Faiq Azmi - detikNews
Rabu, 23 Sep 2020 15:35 WIB
Gubernur Jawa Timur Khofifah Indar Parawansa meluruskan kabar, soal dirinya yang meminta perubahan definisi kematian dalam kasus COVID-19. Ia membantah telah mengirim surat ke Kemenkes soal itu.
Gubernur Khofifah dan Wagub Emil Dardak/Foto: Faiq Azmi/detikcom
Surabaya -

Gubernur Jawa Timur Khofifah Indar Parawansa meluruskan soal dirinya, yang dikabarkan meminta perubahan definisi kematian dalam kasus COVID-19. Ia membantah telah mengirim surat ke Kemenkes soal itu.

"Tidak ada itu namanya mengubah definisi. Kita ini ingin pencatatan seperti WHO. Bagaimana sebetulnya proses pencatatan seperti guidance WHO. Itu yang dokter Joni sampaikan. Saya gak tahu wawancaranya (media dengan dokter Joni). Tahu-tahu Pak Wagub (Emil Dardak) sampaikan, saya ditanya, ibu kirim surat. Lho saya tanya surat apa, mana buktinya," kata Gubernur Khofifah di Grahadi, Rabu (23/9/2020).

Khofifah menjelaskan, kabar yang beredar dirinya mengirim surat permintaan untuk perubahan definisi kematian. Khofifah dengan tegas membantah hal tersebut.

"Saya tanya surat apa, mana buktinya. Suratnya kita minta definisi diubah. Masyaallah, itu tidak benar. Pemprov Jatim tidak pernah mengirim surat apapun ke Kemenkes RI untuk meredefinisikan kematian COVID-19 ataupun data terkait," tegas Mantan Menteri Sosial ini.

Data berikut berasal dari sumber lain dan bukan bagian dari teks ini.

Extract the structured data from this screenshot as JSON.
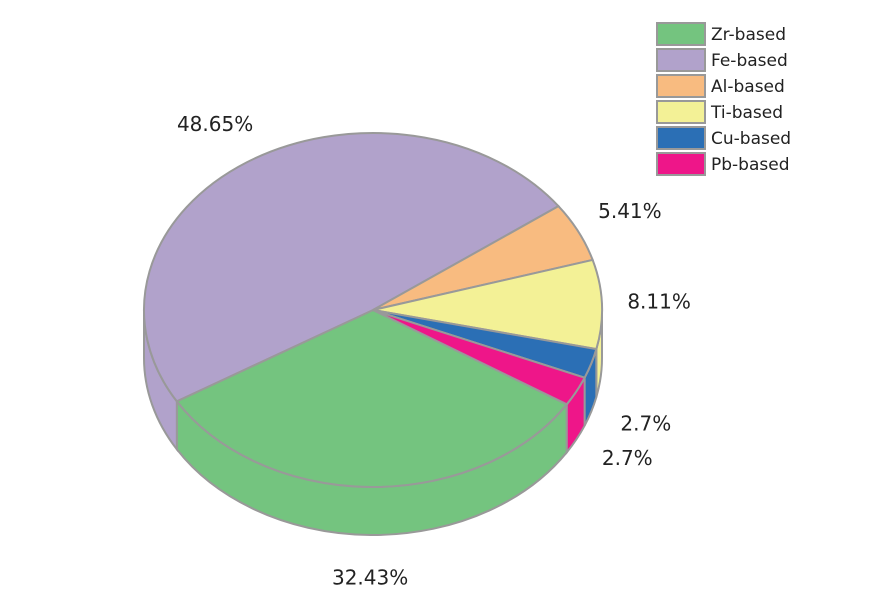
{
  "chart_data": {
    "type": "pie",
    "categories": [
      "Zr-based",
      "Fe-based",
      "Al-based",
      "Ti-based",
      "Cu-based",
      "Pb-based"
    ],
    "values": [
      32.43,
      48.65,
      5.41,
      8.11,
      2.7,
      2.7
    ],
    "value_labels": [
      "32.43%",
      "48.65%",
      "5.41%",
      "8.11%",
      "2.7%",
      "2.7%"
    ],
    "colors": [
      "#74c47f",
      "#b1a2cb",
      "#f8bb80",
      "#f3f196",
      "#2b6fb5",
      "#ee1689"
    ],
    "legend": "top-right"
  }
}
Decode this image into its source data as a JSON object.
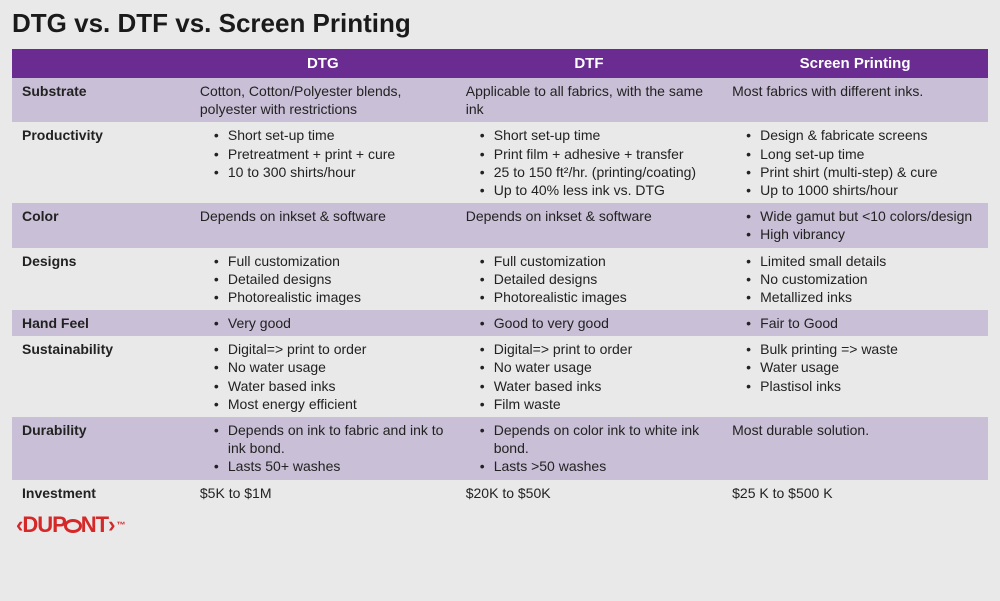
{
  "title": "DTG vs. DTF vs. Screen Printing",
  "colors": {
    "header_bg": "#6a2c91",
    "header_fg": "#ffffff",
    "shade_bg": "#c9bfd6",
    "light_bg": "#e9e9e9",
    "logo_color": "#d62828"
  },
  "columns": [
    "",
    "DTG",
    "DTF",
    "Screen Printing"
  ],
  "rows": [
    {
      "label": "Substrate",
      "shade": true,
      "cells": [
        {
          "text": "Cotton, Cotton/Polyester blends, polyester with restrictions"
        },
        {
          "text": "Applicable to all fabrics, with the same ink"
        },
        {
          "text": "Most fabrics with different inks."
        }
      ]
    },
    {
      "label": "Productivity",
      "shade": false,
      "cells": [
        {
          "bullets": [
            "Short set-up time",
            "Pretreatment + print + cure",
            "10 to 300 shirts/hour"
          ]
        },
        {
          "bullets": [
            "Short set-up time",
            "Print film + adhesive + transfer",
            "25 to 150 ft²/hr. (printing/coating)",
            "Up to 40% less ink vs. DTG"
          ]
        },
        {
          "bullets": [
            "Design & fabricate screens",
            "Long set-up time",
            "Print shirt (multi-step) & cure",
            "Up to 1000 shirts/hour"
          ]
        }
      ]
    },
    {
      "label": "Color",
      "shade": true,
      "cells": [
        {
          "text": "Depends on inkset & software"
        },
        {
          "text": "Depends on inkset & software"
        },
        {
          "bullets": [
            "Wide gamut but <10 colors/design",
            "High vibrancy"
          ]
        }
      ]
    },
    {
      "label": "Designs",
      "shade": false,
      "cells": [
        {
          "bullets": [
            "Full customization",
            "Detailed designs",
            "Photorealistic images"
          ]
        },
        {
          "bullets": [
            "Full customization",
            "Detailed designs",
            "Photorealistic images"
          ]
        },
        {
          "bullets": [
            "Limited small details",
            "No customization",
            "Metallized inks"
          ]
        }
      ]
    },
    {
      "label": "Hand Feel",
      "shade": true,
      "cells": [
        {
          "bullets": [
            "Very good"
          ]
        },
        {
          "bullets": [
            "Good to very good"
          ]
        },
        {
          "bullets": [
            "Fair to Good"
          ]
        }
      ]
    },
    {
      "label": "Sustainability",
      "shade": false,
      "cells": [
        {
          "bullets": [
            "Digital=> print to order",
            "No water usage",
            "Water based inks",
            "Most energy efficient"
          ]
        },
        {
          "bullets": [
            "Digital=> print to order",
            "No water usage",
            "Water based inks",
            "Film waste"
          ]
        },
        {
          "bullets": [
            "Bulk printing => waste",
            "Water usage",
            "Plastisol inks"
          ]
        }
      ]
    },
    {
      "label": "Durability",
      "shade": true,
      "cells": [
        {
          "bullets": [
            "Depends on ink to fabric and ink to ink bond.",
            "Lasts 50+ washes"
          ]
        },
        {
          "bullets": [
            "Depends on color ink to white ink bond.",
            "Lasts >50 washes"
          ]
        },
        {
          "text": "Most durable solution."
        }
      ]
    },
    {
      "label": "Investment",
      "shade": false,
      "cells": [
        {
          "text": "$5K to $1M"
        },
        {
          "text": "$20K to $50K"
        },
        {
          "text": "$25 K to $500 K"
        }
      ]
    }
  ],
  "logo": {
    "brand": "DUPONT",
    "tm": "™"
  }
}
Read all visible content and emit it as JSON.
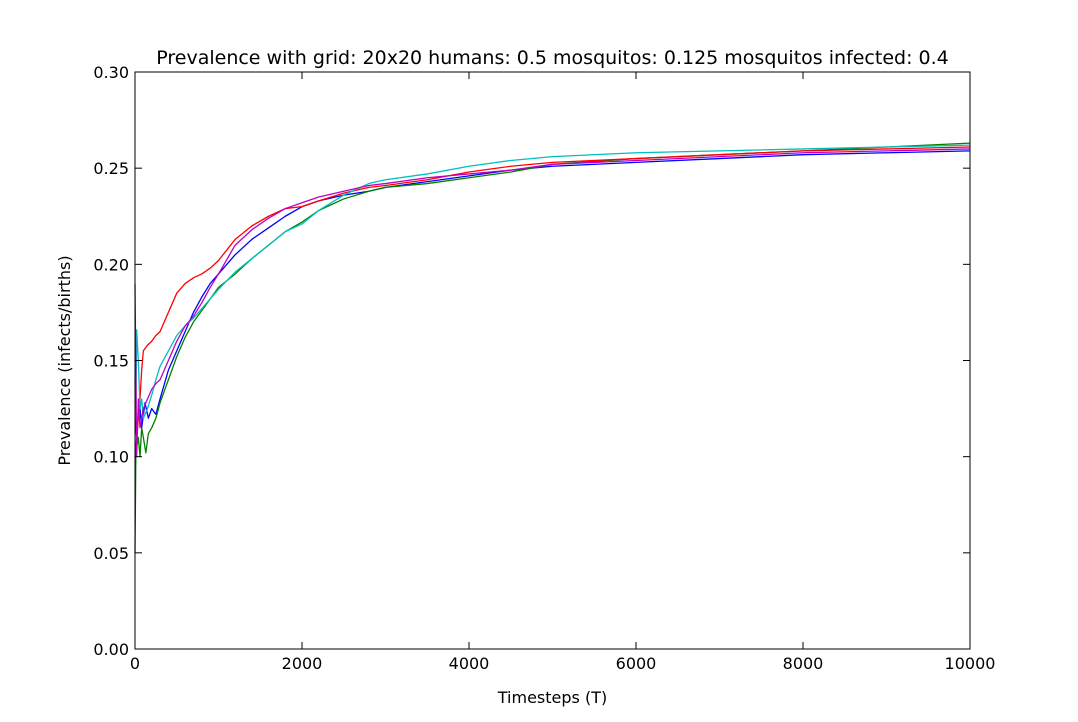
{
  "chart_data": {
    "type": "line",
    "title": "Prevalence with grid: 20x20 humans: 0.5 mosquitos: 0.125 mosquitos infected: 0.4",
    "xlabel": "Timesteps (T)",
    "ylabel": "Prevalence (infects/births)",
    "xlim": [
      0,
      10000
    ],
    "ylim": [
      0.0,
      0.3
    ],
    "xticks": [
      0,
      2000,
      4000,
      6000,
      8000,
      10000
    ],
    "xtick_labels": [
      "0",
      "2000",
      "4000",
      "6000",
      "8000",
      "10000"
    ],
    "yticks": [
      0.0,
      0.05,
      0.1,
      0.15,
      0.2,
      0.25,
      0.3
    ],
    "ytick_labels": [
      "0.00",
      "0.05",
      "0.10",
      "0.15",
      "0.20",
      "0.25",
      "0.30"
    ],
    "grid": false,
    "legend": "none",
    "series": [
      {
        "color": "#0000ff",
        "x": [
          0,
          20,
          50,
          80,
          120,
          160,
          200,
          250,
          300,
          400,
          500,
          600,
          700,
          800,
          900,
          1000,
          1200,
          1400,
          1600,
          1800,
          2000,
          2200,
          2500,
          2800,
          3000,
          3500,
          4000,
          4500,
          5000,
          6000,
          7000,
          8000,
          9000,
          10000
        ],
        "y": [
          0.12,
          0.11,
          0.13,
          0.115,
          0.128,
          0.12,
          0.125,
          0.122,
          0.13,
          0.145,
          0.155,
          0.165,
          0.175,
          0.183,
          0.19,
          0.195,
          0.205,
          0.213,
          0.219,
          0.225,
          0.23,
          0.233,
          0.236,
          0.238,
          0.24,
          0.243,
          0.246,
          0.249,
          0.251,
          0.253,
          0.255,
          0.257,
          0.258,
          0.259
        ]
      },
      {
        "color": "#008000",
        "x": [
          0,
          10,
          20,
          40,
          60,
          80,
          100,
          130,
          160,
          200,
          250,
          300,
          400,
          500,
          600,
          700,
          800,
          900,
          1000,
          1200,
          1400,
          1600,
          1800,
          2000,
          2200,
          2500,
          2800,
          3000,
          3500,
          4000,
          4500,
          5000,
          6000,
          7000,
          8000,
          9000,
          10000
        ],
        "y": [
          0.05,
          0.1,
          0.105,
          0.11,
          0.1,
          0.115,
          0.11,
          0.102,
          0.112,
          0.115,
          0.12,
          0.128,
          0.14,
          0.152,
          0.162,
          0.17,
          0.176,
          0.182,
          0.188,
          0.195,
          0.203,
          0.21,
          0.217,
          0.222,
          0.228,
          0.234,
          0.238,
          0.24,
          0.242,
          0.245,
          0.248,
          0.252,
          0.255,
          0.257,
          0.259,
          0.261,
          0.263
        ]
      },
      {
        "color": "#ff0000",
        "x": [
          0,
          20,
          40,
          60,
          80,
          100,
          150,
          200,
          250,
          300,
          400,
          500,
          600,
          700,
          800,
          900,
          1000,
          1200,
          1400,
          1600,
          1800,
          2000,
          2200,
          2500,
          2800,
          3000,
          3500,
          4000,
          4500,
          5000,
          6000,
          7000,
          8000,
          9000,
          10000
        ],
        "y": [
          0.1,
          0.11,
          0.12,
          0.13,
          0.145,
          0.155,
          0.158,
          0.16,
          0.163,
          0.165,
          0.175,
          0.185,
          0.19,
          0.193,
          0.195,
          0.198,
          0.202,
          0.213,
          0.22,
          0.225,
          0.229,
          0.23,
          0.233,
          0.237,
          0.24,
          0.241,
          0.244,
          0.248,
          0.251,
          0.253,
          0.255,
          0.257,
          0.259,
          0.26,
          0.261
        ]
      },
      {
        "color": "#00bfbf",
        "x": [
          0,
          10,
          20,
          40,
          60,
          80,
          100,
          150,
          200,
          250,
          300,
          400,
          500,
          600,
          700,
          800,
          900,
          1000,
          1200,
          1400,
          1600,
          1800,
          2000,
          2200,
          2500,
          2800,
          3000,
          3500,
          4000,
          4500,
          5000,
          6000,
          7000,
          8000,
          9000,
          10000
        ],
        "y": [
          0.14,
          0.12,
          0.166,
          0.15,
          0.125,
          0.13,
          0.12,
          0.125,
          0.132,
          0.14,
          0.147,
          0.155,
          0.163,
          0.168,
          0.172,
          0.177,
          0.182,
          0.187,
          0.196,
          0.203,
          0.21,
          0.217,
          0.221,
          0.228,
          0.236,
          0.242,
          0.244,
          0.247,
          0.251,
          0.254,
          0.256,
          0.258,
          0.259,
          0.26,
          0.261,
          0.262
        ]
      },
      {
        "color": "#bf00bf",
        "x": [
          0,
          20,
          40,
          60,
          80,
          100,
          150,
          200,
          250,
          300,
          400,
          500,
          600,
          700,
          800,
          900,
          1000,
          1200,
          1400,
          1600,
          1800,
          2000,
          2200,
          2500,
          2800,
          3000,
          3500,
          4000,
          4500,
          5000,
          6000,
          7000,
          8000,
          9000,
          10000
        ],
        "y": [
          0.19,
          0.1,
          0.13,
          0.115,
          0.12,
          0.125,
          0.13,
          0.135,
          0.138,
          0.14,
          0.15,
          0.16,
          0.168,
          0.173,
          0.18,
          0.188,
          0.195,
          0.21,
          0.218,
          0.224,
          0.229,
          0.232,
          0.235,
          0.238,
          0.241,
          0.242,
          0.245,
          0.247,
          0.249,
          0.252,
          0.254,
          0.256,
          0.258,
          0.259,
          0.26
        ]
      }
    ]
  }
}
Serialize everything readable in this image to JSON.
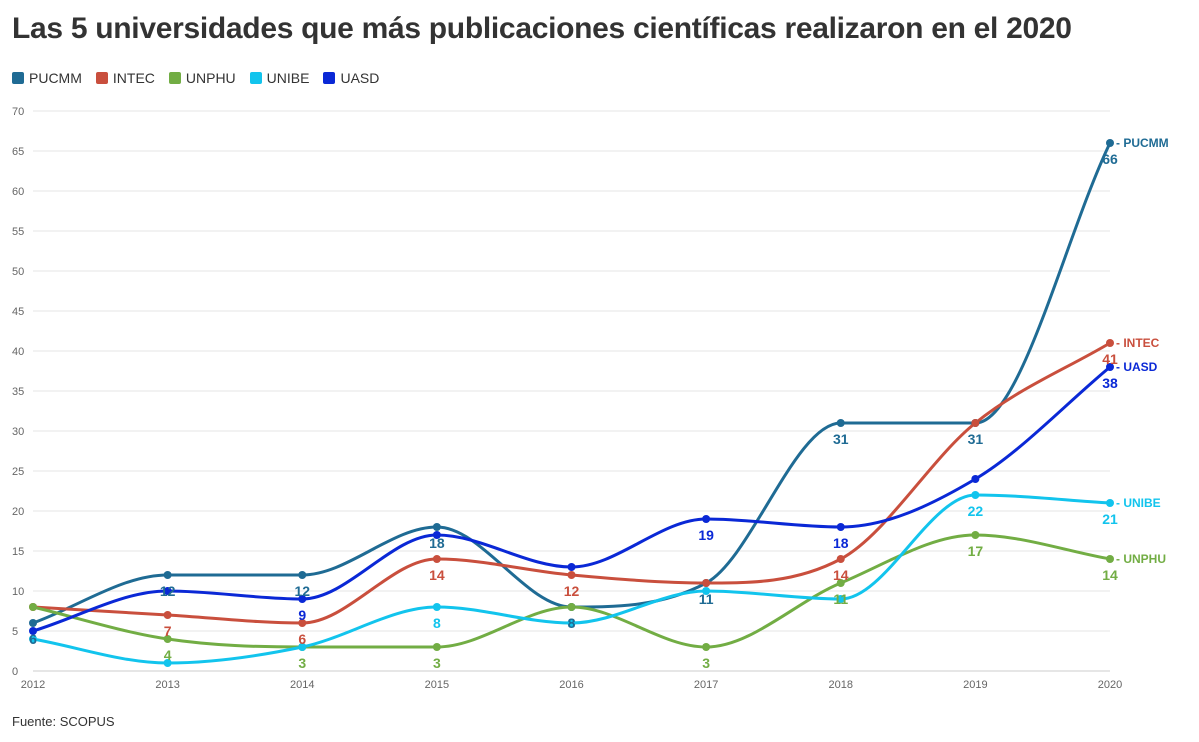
{
  "title": "Las 5 universidades que más publicaciones científicas realizaron en el 2020",
  "source": "Fuente: SCOPUS",
  "chart_data": {
    "type": "line",
    "x": [
      "2012",
      "2013",
      "2014",
      "2015",
      "2016",
      "2017",
      "2018",
      "2019",
      "2020"
    ],
    "ylim": [
      0,
      70
    ],
    "yticks": [
      0,
      5,
      10,
      15,
      20,
      25,
      30,
      35,
      40,
      45,
      50,
      55,
      60,
      65,
      70
    ],
    "grid": true,
    "legend_position": "top-left",
    "series": [
      {
        "name": "PUCMM",
        "color": "#1f6b94",
        "values": [
          6,
          12,
          12,
          18,
          8,
          11,
          31,
          31,
          66
        ]
      },
      {
        "name": "INTEC",
        "color": "#c94f3d",
        "values": [
          8,
          7,
          6,
          14,
          12,
          11,
          14,
          31,
          41
        ]
      },
      {
        "name": "UNPHU",
        "color": "#72ad44",
        "values": [
          8,
          4,
          3,
          3,
          8,
          3,
          11,
          17,
          14
        ]
      },
      {
        "name": "UNIBE",
        "color": "#12c4ed",
        "values": [
          4,
          1,
          3,
          8,
          6,
          10,
          9,
          22,
          21
        ]
      },
      {
        "name": "UASD",
        "color": "#0a28d6",
        "values": [
          5,
          10,
          9,
          17,
          13,
          19,
          18,
          24,
          38
        ]
      }
    ],
    "data_labels": [
      {
        "series": "PUCMM",
        "index": 0,
        "text": "6"
      },
      {
        "series": "PUCMM",
        "index": 1,
        "text": "12"
      },
      {
        "series": "PUCMM",
        "index": 2,
        "text": "12"
      },
      {
        "series": "PUCMM",
        "index": 3,
        "text": "18"
      },
      {
        "series": "PUCMM",
        "index": 4,
        "text": "8"
      },
      {
        "series": "PUCMM",
        "index": 5,
        "text": "11"
      },
      {
        "series": "PUCMM",
        "index": 6,
        "text": "31"
      },
      {
        "series": "PUCMM",
        "index": 7,
        "text": "31"
      },
      {
        "series": "PUCMM",
        "index": 8,
        "text": "66"
      },
      {
        "series": "INTEC",
        "index": 1,
        "text": "7"
      },
      {
        "series": "INTEC",
        "index": 2,
        "text": "6"
      },
      {
        "series": "INTEC",
        "index": 3,
        "text": "14"
      },
      {
        "series": "INTEC",
        "index": 4,
        "text": "12"
      },
      {
        "series": "INTEC",
        "index": 6,
        "text": "14"
      },
      {
        "series": "INTEC",
        "index": 8,
        "text": "41"
      },
      {
        "series": "UNPHU",
        "index": 1,
        "text": "4"
      },
      {
        "series": "UNPHU",
        "index": 2,
        "text": "3"
      },
      {
        "series": "UNPHU",
        "index": 3,
        "text": "3"
      },
      {
        "series": "UNPHU",
        "index": 5,
        "text": "3"
      },
      {
        "series": "UNPHU",
        "index": 6,
        "text": "11"
      },
      {
        "series": "UNPHU",
        "index": 7,
        "text": "17"
      },
      {
        "series": "UNPHU",
        "index": 8,
        "text": "14"
      },
      {
        "series": "UNIBE",
        "index": 3,
        "text": "8"
      },
      {
        "series": "UNIBE",
        "index": 7,
        "text": "22"
      },
      {
        "series": "UNIBE",
        "index": 8,
        "text": "21"
      },
      {
        "series": "UASD",
        "index": 2,
        "text": "9"
      },
      {
        "series": "UASD",
        "index": 5,
        "text": "19"
      },
      {
        "series": "UASD",
        "index": 6,
        "text": "18"
      },
      {
        "series": "UASD",
        "index": 8,
        "text": "38"
      }
    ]
  }
}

Khofifah menjelaskan, setiap keputusan yang diambil oleh Gugus COVID-19 Jatim selalu didiskusikan dengan pakar dalam dan luar negeri. "Kalau bukan wilayah saya, ya saya serahkan ke ahlinya. Kalau tidak tahu kita serahkan ke ahlinya. Di Jatim, kita ada gugus kuratif, dokter Joni (Wahyuhadi), gugus tracing dokter Kohar (Hari Santoso) dan dokter Ilham (Dirut RSJ Menur)," jelasnya.

Diketahui, Satgas COVID-19 memastikan Pemerintah Indonesia belum ada rencana mengubah definisi kematian akibat virus Corona. Pemerintah menyebut akan tetap mengikuti definisi yang ada mengacu pada WHO sekaligus Keputusan Menteri Kesehatan.

Wacana perubahan definisi kematian dalam kasus COVID-19 sebelumnya sempat disampaikan Staf Ahli Menteri Bidang Ekonomi Kesehatan Kementerian Kesehatan, M Subuh saat kunjungan ke Provinsi Jawa Timur, bertemu dengan Gubernur Jawa Timur, Khofifah Indar Parawansa. Subuh, dalam kunjungan itu mengungkapkan angka kematian dapat ditekan dengan definisi yang benar terkait kematian akibat COVID-19.